そのなかには車道だけで歩道がない区間もあって、相当危険な思いもしましたので、皆さんはマネをしない方が良いと思います(笑)。

それから、赴任当初の1年くらいは日本から友人が遊びに来ることも多かったので、観光ガイドに出ているスポットには事前に下見に出かけました。台北周辺で主要なところは全て見て回りました。私は夜市巡りも大好きなので、台北市内だけではなく、バスや電車に乗って三重や中和の夜市にも出没しました。

 ただ、SARS以降、日本からの友人が減ったので、最近は週末になると、信義路付近の四獣山、景美駅付近の仙跡岩、陽明大学付近の軍艦岩などのハイキングコースを歩いてみたり、天母や新北投の温泉に行ったり、仙人を目指して山野を踏破する生活をしています(笑)。

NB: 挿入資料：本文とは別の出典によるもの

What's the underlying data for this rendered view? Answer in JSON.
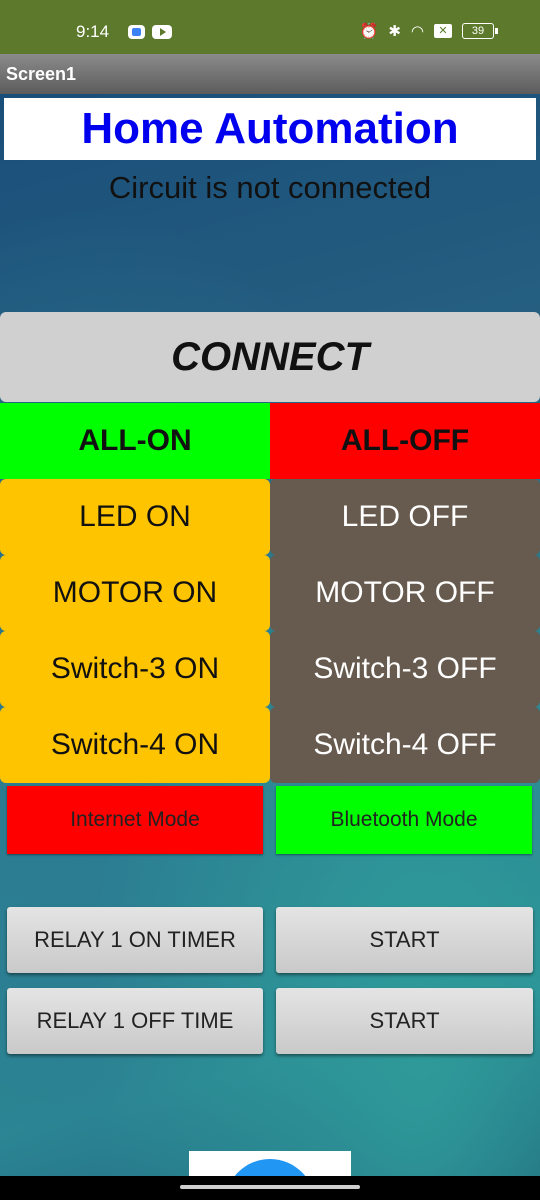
{
  "status_bar": {
    "time": "9:14",
    "battery": "39",
    "notification_x": "✕",
    "icons": [
      "alarm-icon",
      "bluetooth-icon",
      "wifi-icon"
    ]
  },
  "window": {
    "title": "Screen1"
  },
  "app": {
    "heading": "Home Automation",
    "status_text": "Circuit is not connected",
    "connect_label": "CONNECT",
    "all_on_label": "ALL-ON",
    "all_off_label": "ALL-OFF",
    "controls": [
      {
        "on": "LED ON",
        "off": "LED OFF"
      },
      {
        "on": "MOTOR ON",
        "off": "MOTOR OFF"
      },
      {
        "on": "Switch-3 ON",
        "off": "Switch-3 OFF"
      },
      {
        "on": "Switch-4 ON",
        "off": "Switch-4 OFF"
      }
    ],
    "modes": {
      "internet": "Internet Mode",
      "bluetooth": "Bluetooth Mode"
    },
    "timers": [
      {
        "label": "RELAY 1 ON TIMER",
        "action": "START"
      },
      {
        "label": "RELAY 1 OFF TIME",
        "action": "START"
      }
    ]
  },
  "colors": {
    "heading_text": "#0000ee",
    "all_on": "#00ff00",
    "all_off": "#ff0000",
    "on_button": "#ffc400",
    "off_button": "#675a4f",
    "status_bar": "#5d7a2c"
  }
}
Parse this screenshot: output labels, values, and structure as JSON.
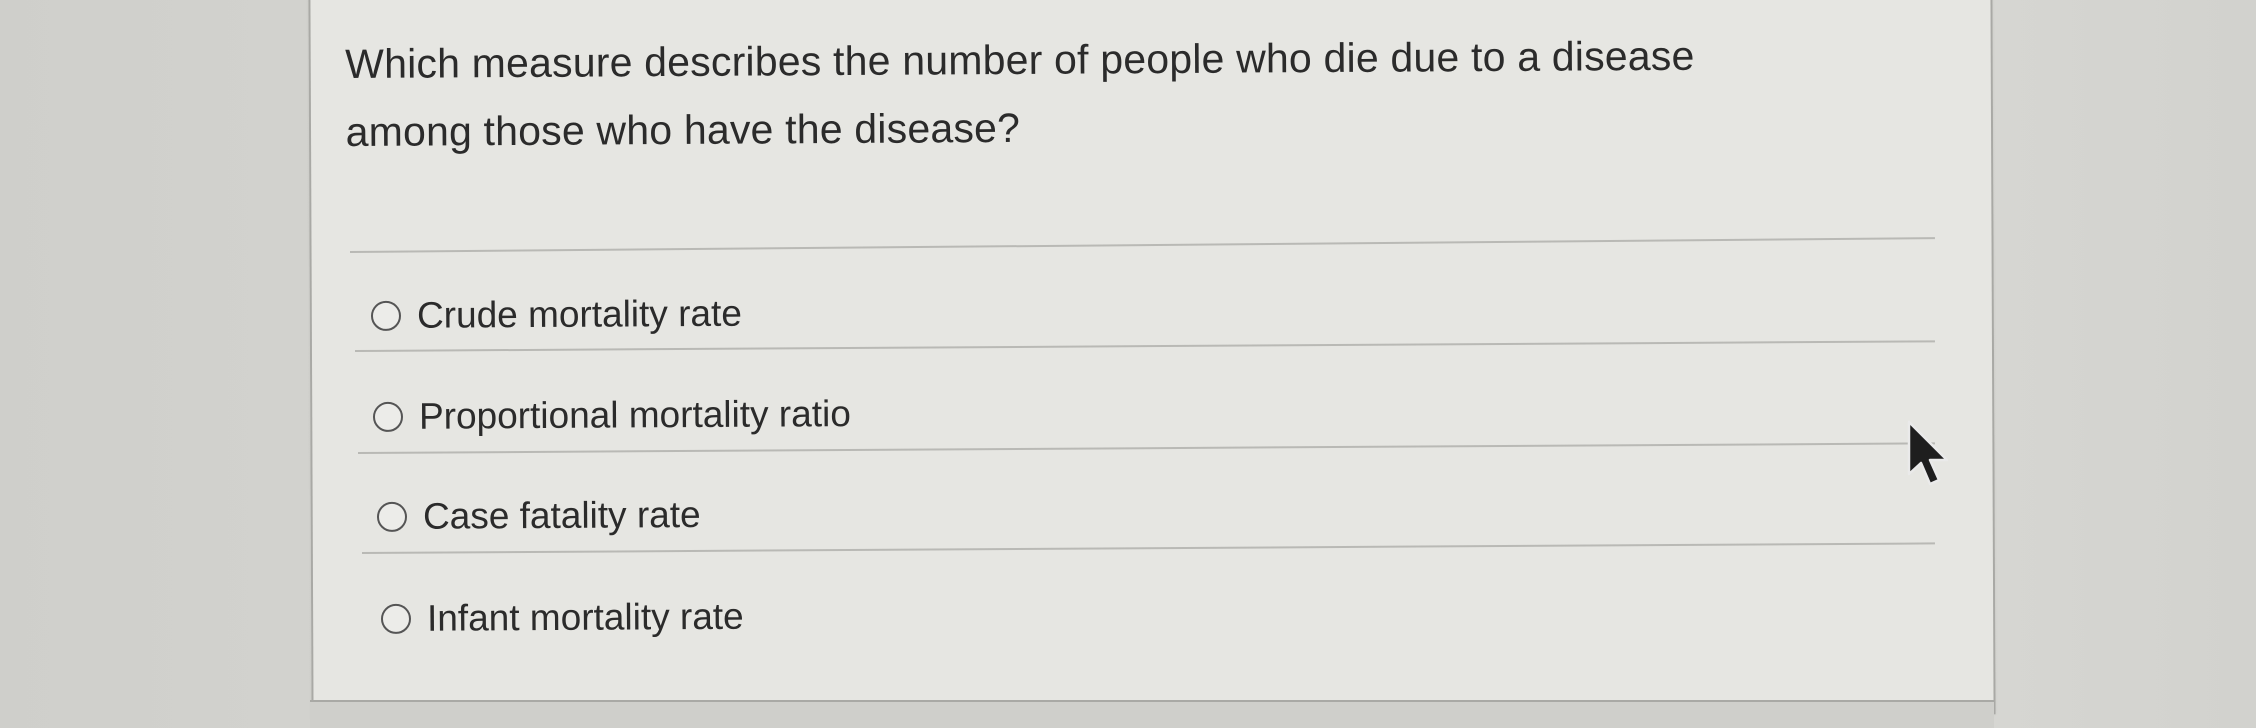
{
  "question": {
    "text_line1": "Which measure describes the number of people who die due to a disease",
    "text_line2": "among those who have the disease?"
  },
  "options": [
    {
      "label": "Crude mortality rate"
    },
    {
      "label": "Proportional mortality ratio"
    },
    {
      "label": "Case fatality rate"
    },
    {
      "label": "Infant mortality rate"
    }
  ],
  "icons": {
    "radio": "radio-unselected-icon",
    "cursor": "mouse-pointer-icon"
  },
  "colors": {
    "background": "#d8d8d4",
    "card": "#e6e6e2",
    "text": "#2b2b2b",
    "divider": "#b9b9b5"
  }
}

台湾生活も3年目に入って、バスや電車で行ける場所は大方行ってしまったので、そろそろ車かバイクの免許を取って、今まで行っていないところにも行ってみたいと思っています。

台湾独特の料理も楽しみの一つなのですが、私は、特に辛いものと冷たいものが大好きなのです。そこで、麻辣臭豆腐、香腸、ゆでダコやイカのとろみスープといった屋台料理を食べてから、愛玉、豆花、刀削氷、イチゴかき氷などを味わって楽しんでいます。ワサビを山盛りにしてくれる台湾流の刺身の盛りつけも、日本に帰ったら味わえないのかと思うと寂しいですね。